The defendants come from Orange, Palm Beach, Hillsborough, Miami-Dade and Broward counties. Only Miami-Dade County responded when asked for comment.
Suzy Trutie, the deputy Supervisor of Elections in Miami-Dade County said that when a county gets a registration applications they are forwarded to the state, which uses a series of databases to verify the person’s identity.
“After the verification process has been completed, the State notifies the County that the person’s eligibility has been confirmed,” she said via email. “Finally, the County issues a voter registration card to the elector.”
Alison Novoay, spokesperson for the Palm Beach County Supervisor of elections, said in an email that the state notifies their office when a prospective or registered voter is convicted of a felony or otherwise ineligible. After that, the Supervisor of Elections removes them from their voting lists.
“We were not notified by the state prior to 2022 that these individuals were ineligible,” she said. “Upon notification we immediately commenced the removal process.”
When DeSantis announced the arrests during a press conference at the Broward County courthouse, he said it was just the first wave of arrests. Beyond felons, his election investigations office is looking at allegations that undocumented immigrations may have illegally voted as well as individuals who voted twice in one election.
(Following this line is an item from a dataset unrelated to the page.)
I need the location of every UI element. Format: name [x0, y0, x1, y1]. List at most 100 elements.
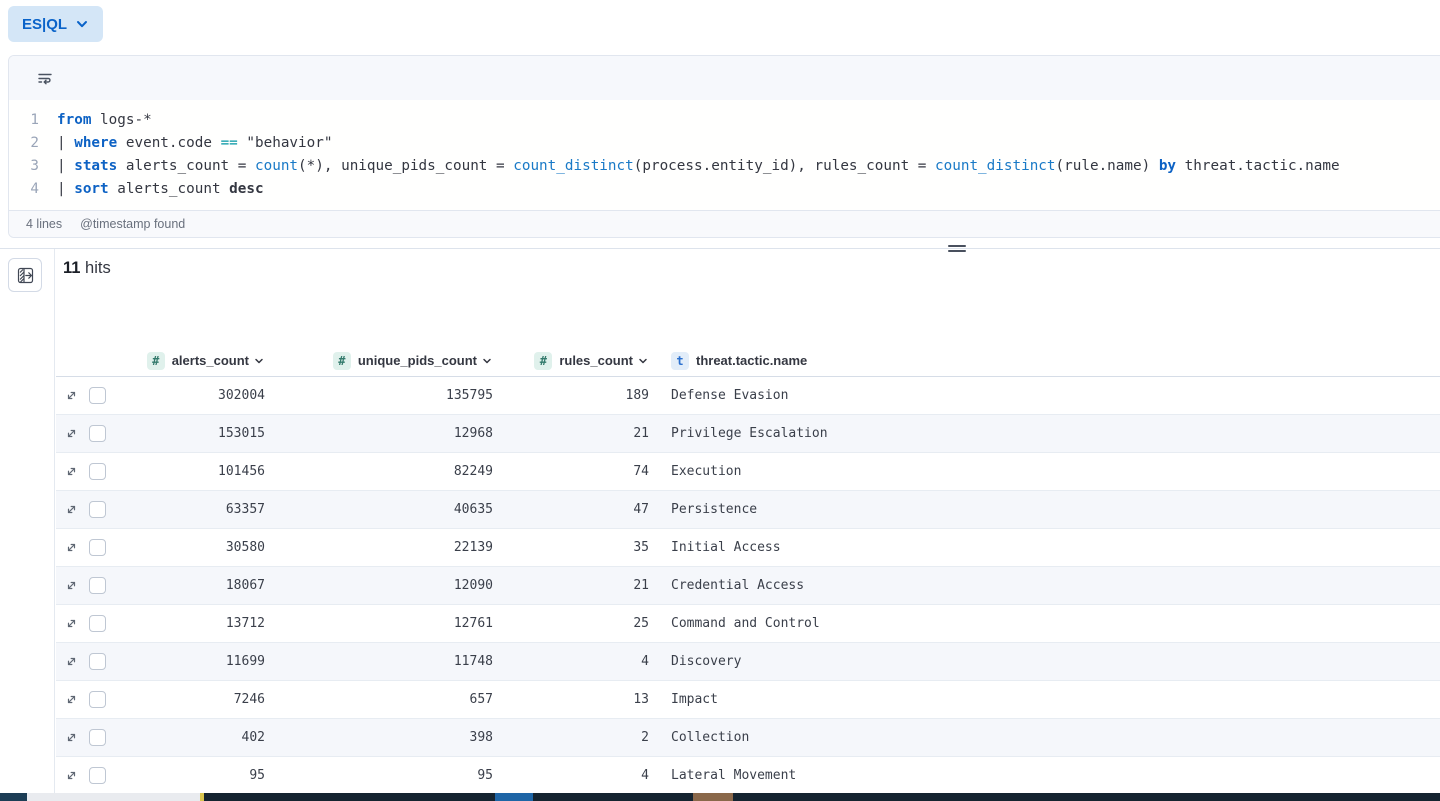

There have been three arrests made in The Villages, a Republican stronghold in central Florida, related to people admitting they voted twice in the 2020 election. DeSantis did not hold events highlighting those arrested, each of whom entered pretrial diversion programs and avoided jail time.
“This is just the first step. There are many more in the pipeline” DeSantis said during last week’s press conference. “We are not just going to turn a blind eye to this. The days of that happening in Florida are over.”